Machine learning analyses of antibody somatic mutations predict immunoglobulin light chain toxicity

In systemic light chain amyloidosis (AL), pathogenic monoclonal immunoglobulin light chains (LC) form toxic aggregates and amyloid fibrils in target organs. Prompt diagnosis is crucial to avoid permanent organ damage, but delayed diagnosis is common because symptoms usually appear only after strong organ involvement. Here we present LICTOR, a machine learning approach predicting LC toxicity in AL, based on the distribution of somatic mutations acquired during clonal selection.
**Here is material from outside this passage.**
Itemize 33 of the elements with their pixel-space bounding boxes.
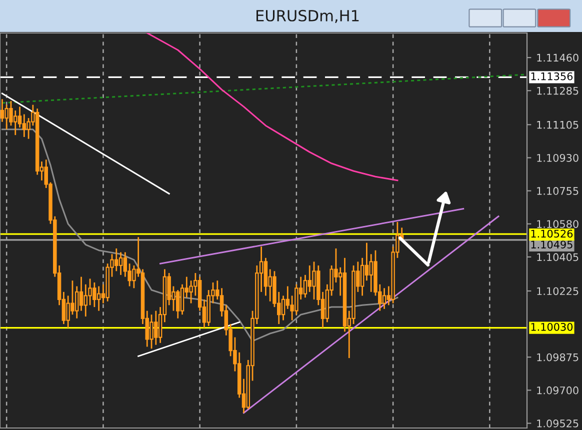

LICTOR achieves a specificity and a sensitivity of 0.82 and 0.76, respectively, with an area under the receiver operating characteristic curve (AUC) of 0.87. Tested on an independent set of 12 LCs sequences with known clinical phenotypes, LICTOR achieves a prediction accuracy of 83%. Furthermore, we are able to abolish the toxic phenotype of an LC by in silico reverting two germline-specific somatic mutations identified by LICTOR, and by experimentally assessing the loss of in vivo toxicity in a Caenorhabditis elegans model. Therefore, LICTOR represents a promising strategy for AL diagnosis and reducing high mortality rates in AL. Systemic light chain amyloidosis (AL) is caused by the production of toxic light chains and can be fatal, yet effective treatments are often not possible due to delayed diagnosis. Here the authors show that a machine learning platform analyzing light chain somatic mutations allows the prediction of light chain toxicity to serve as a possible tool for early diagnosis of AL.

Automated summary

Systemic light chain amyloidosis (AL) is caused by the production of toxic light chains and can be fatal, yet effective treatments are often not possible due to delayed diagnosis. Here the authors show that a machine learning platform analyzing light chain somatic mutations allows the prediction of light chain toxicity to serve as a possible tool for early diagnosis of AL.